Most investors have their own way of underwriting and their own assumptions they want to put in. All investment sales underwriting is there to do is for us to figure out a value and then give a general idea of returns.
Thanks, this is helpful! Follow up question, I know an investment sales analyst has a lot of hats, not sure if you are an analyst or above that role but about how much of the job would consist of modeling opposed to writing OMs, etc.
Really depends on the role, I've got friends who are like 85% modeling, but that's all they do, then I've got friends that are like 10-20% of the time.
It will definitely be a mix, you'll be responsible for putting together a lot of the OM.

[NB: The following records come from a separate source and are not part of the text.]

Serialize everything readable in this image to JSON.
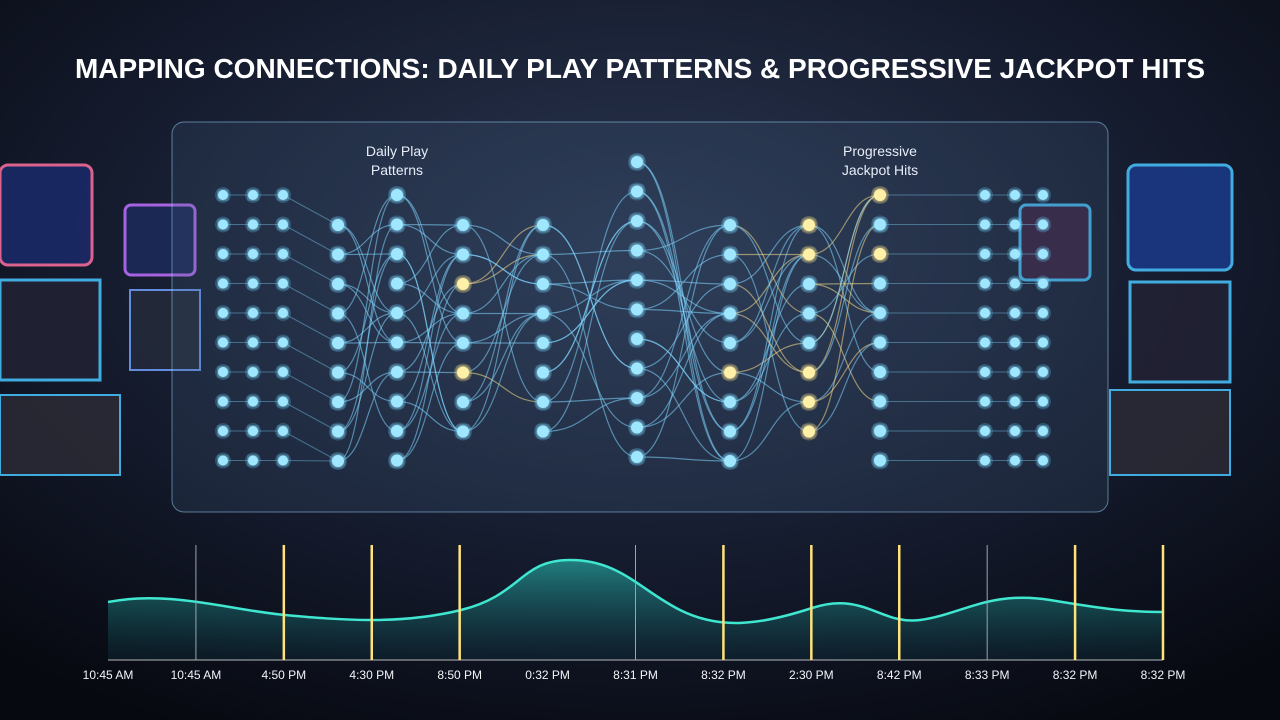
{
  "header": {
    "title": "MAPPING CONNECTIONS: DAILY PLAY PATTERNS & PROGRESSIVE JACKPOT HITS"
  },
  "diagram": {
    "left_label": [
      "Daily Play",
      "Patterns"
    ],
    "right_label": [
      "Progressive",
      "Jackpot Hits"
    ]
  },
  "timeline": {
    "labels": [
      "10:45 AM",
      "10:45 AM",
      "4:50 PM",
      "4:30 PM",
      "8:50 PM",
      "0:32 PM",
      "8:31 PM",
      "8:32 PM",
      "2:30 PM",
      "8:42 PM",
      "8:33 PM",
      "8:32 PM",
      "8:32 PM"
    ]
  }
}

Depends on where you work, some IS brokers will help their clients model things like waterfalls, or will present hypothetical structures during deal making. But generally, they model down to the NOI level as every investors sets own use of debt, equity structure, etc.

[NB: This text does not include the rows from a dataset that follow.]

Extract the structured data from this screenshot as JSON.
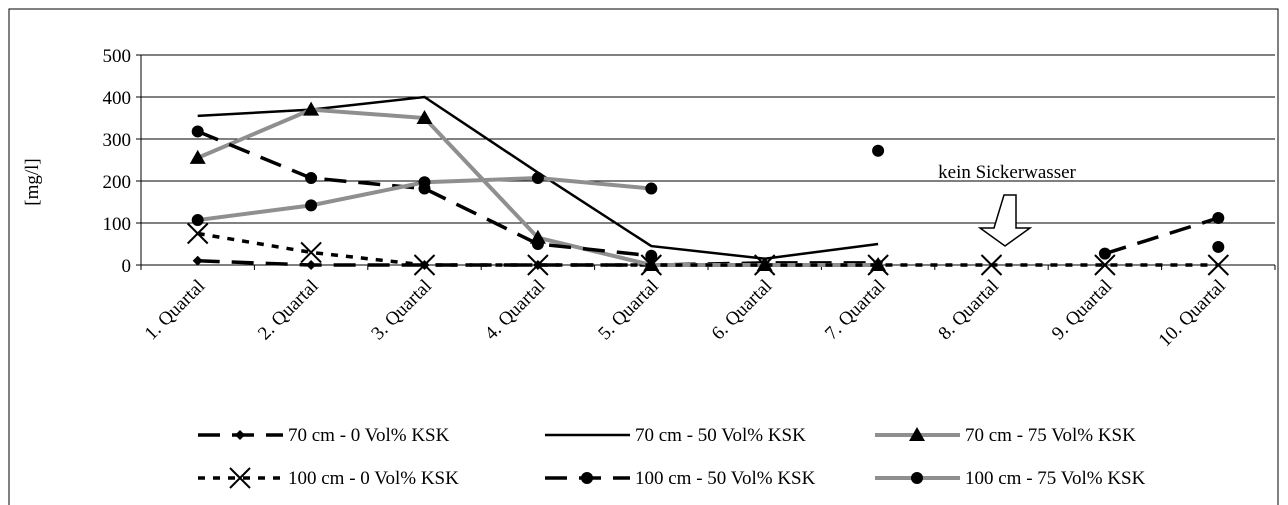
{
  "chart_data": {
    "type": "line",
    "ylabel": "[mg/l]",
    "ylim": [
      0,
      500
    ],
    "yticks": [
      0,
      100,
      200,
      300,
      400,
      500
    ],
    "grid": "horizontal",
    "categories": [
      "1. Quartal",
      "2. Quartal",
      "3. Quartal",
      "4. Quartal",
      "5. Quartal",
      "6. Quartal",
      "7. Quartal",
      "8. Quartal",
      "9. Quartal",
      "10. Quartal"
    ],
    "annotation": "kein Sickerwasser",
    "legend_position": "bottom",
    "series": [
      {
        "name": "70 cm - 0 Vol% KSK",
        "style": "long-dash",
        "marker": "diamond",
        "values": [
          10,
          0,
          0,
          0,
          0,
          5,
          5,
          null,
          null,
          null
        ]
      },
      {
        "name": "70 cm - 50 Vol% KSK",
        "style": "solid",
        "marker": "none",
        "values": [
          355,
          370,
          400,
          220,
          45,
          15,
          50,
          null,
          null,
          null
        ]
      },
      {
        "name": "70 cm - 75 Vol% KSK",
        "style": "gray",
        "marker": "triangle",
        "values": [
          255,
          370,
          350,
          65,
          0,
          0,
          0,
          null,
          null,
          null
        ]
      },
      {
        "name": "100 cm - 0 Vol% KSK",
        "style": "short-dash",
        "marker": "x",
        "values": [
          75,
          30,
          0,
          0,
          0,
          0,
          0,
          0,
          0,
          0
        ]
      },
      {
        "name": "100 cm - 50 Vol% KSK",
        "style": "long-dash",
        "marker": "circle",
        "values": [
          318,
          207,
          182,
          50,
          22,
          null,
          272,
          null,
          27,
          112
        ]
      },
      {
        "name": "100 cm - 75 Vol% KSK",
        "style": "gray",
        "marker": "circle",
        "values": [
          107,
          142,
          197,
          207,
          182,
          null,
          null,
          null,
          null,
          43
        ]
      }
    ]
  }
}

IS modeling focuses a lot on rents, rent rolls, capex, op ex, etc. This includes forward looking leasing assumptions, turnover costs, etc. Argus tends to be used heavily on the institutional side.

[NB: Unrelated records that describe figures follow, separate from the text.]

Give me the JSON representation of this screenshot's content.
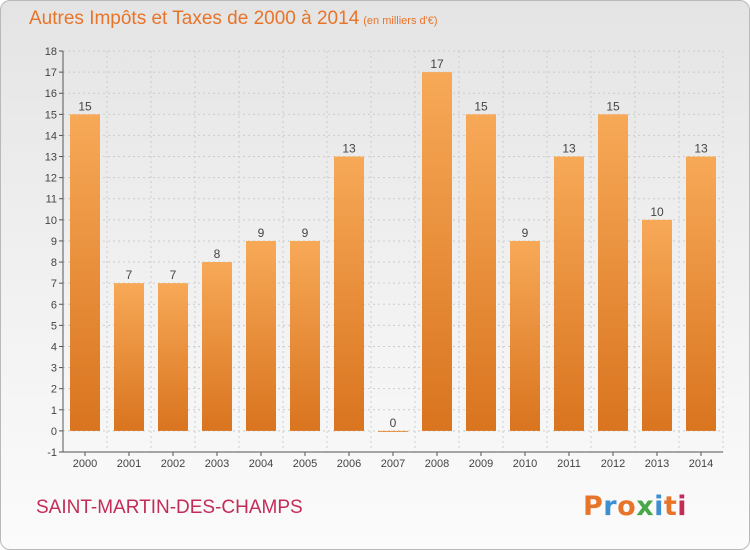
{
  "header": {
    "title": "Autres Impôts et Taxes de 2000 à 2014",
    "unit": "(en milliers d'€)"
  },
  "footer": {
    "commune": "SAINT-MARTIN-DES-CHAMPS",
    "logo_text": "Proxiti"
  },
  "colors": {
    "title": "#e8742a",
    "commune": "#c42c58",
    "bar_top": "#f7a957",
    "bar_bottom": "#d9741f",
    "grid": "#cccccc"
  },
  "chart_data": {
    "type": "bar",
    "categories": [
      "2000",
      "2001",
      "2002",
      "2003",
      "2004",
      "2005",
      "2006",
      "2007",
      "2008",
      "2009",
      "2010",
      "2011",
      "2012",
      "2013",
      "2014"
    ],
    "values": [
      15,
      7,
      7,
      8,
      9,
      9,
      13,
      0,
      17,
      15,
      9,
      13,
      15,
      10,
      13
    ],
    "data_labels": [
      "15",
      "7",
      "7",
      "8",
      "9",
      "9",
      "13",
      "0",
      "17",
      "15",
      "9",
      "13",
      "15",
      "10",
      "13"
    ],
    "y_ticks": [
      "-1",
      "0",
      "1",
      "2",
      "3",
      "4",
      "5",
      "6",
      "7",
      "8",
      "9",
      "10",
      "11",
      "12",
      "13",
      "14",
      "15",
      "16",
      "17",
      "18"
    ],
    "ylim": [
      -1,
      18
    ],
    "grid": true,
    "legend": "none"
  }
}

Most models presented in IS brokers' OMs are Argus outputs, its way more efficient than excel and many investors, lenders, and appraisers will ask for Argus files for underwriting.
To tack on....investors/buyers want ARGUS especially if a property has base year in any of the leases. I could care less for NNN properties, and not at all for multifamily.
Good point, I would hate to have to model various base year and expense stop setups in anything other than Argus. Especially if you have a multi-tenant property where every lease has different term which is very common.
Same deal for the renewal assumptions, Argus makes it 'too easy' to see the future, but modeling would be a pain in excel with probability weighting for renewal assumptions, doable, but would take hours for what takes seconds in Argus.
i also feel like brokers use Argus because it is a black box. Imagine finding an error in excel, the broker would be discredited.
I only modeled property level returns as an IS analyst. Never needed to touch anything partnership level since those will vary depending on the buyers and are just beyond the scope of whats needed for an OM/BOV.
To touch on some of your follow up questions: -In my experience, the IS analyst job consists of probably 50% modeling and 50% various research/marketing/admin duties like editing slides, writing market highlights, tracking CAs / facilitating the virtual deal room, helping with property tours, etc. -typically larger/institutional clients won't care as much about your underwriting and do it all themselves using their in-house analysts, whereas smaller groups might work off of your model.
Nothing worse than the "we've sent some of your assumptions off to be vetted by research"...
You won't be putting many together, but you will need to know your way around one. The first thing i do when i receive bids and their accompanying models is ship it to my analyst to look for any irregularities. Speaking directly to someones model separates the smart IS dudes from the dumb.
Eventually you'll really need to know your way around them, but the best place to learn is on the job. Should you do some equity placement, you'll need it on the front end.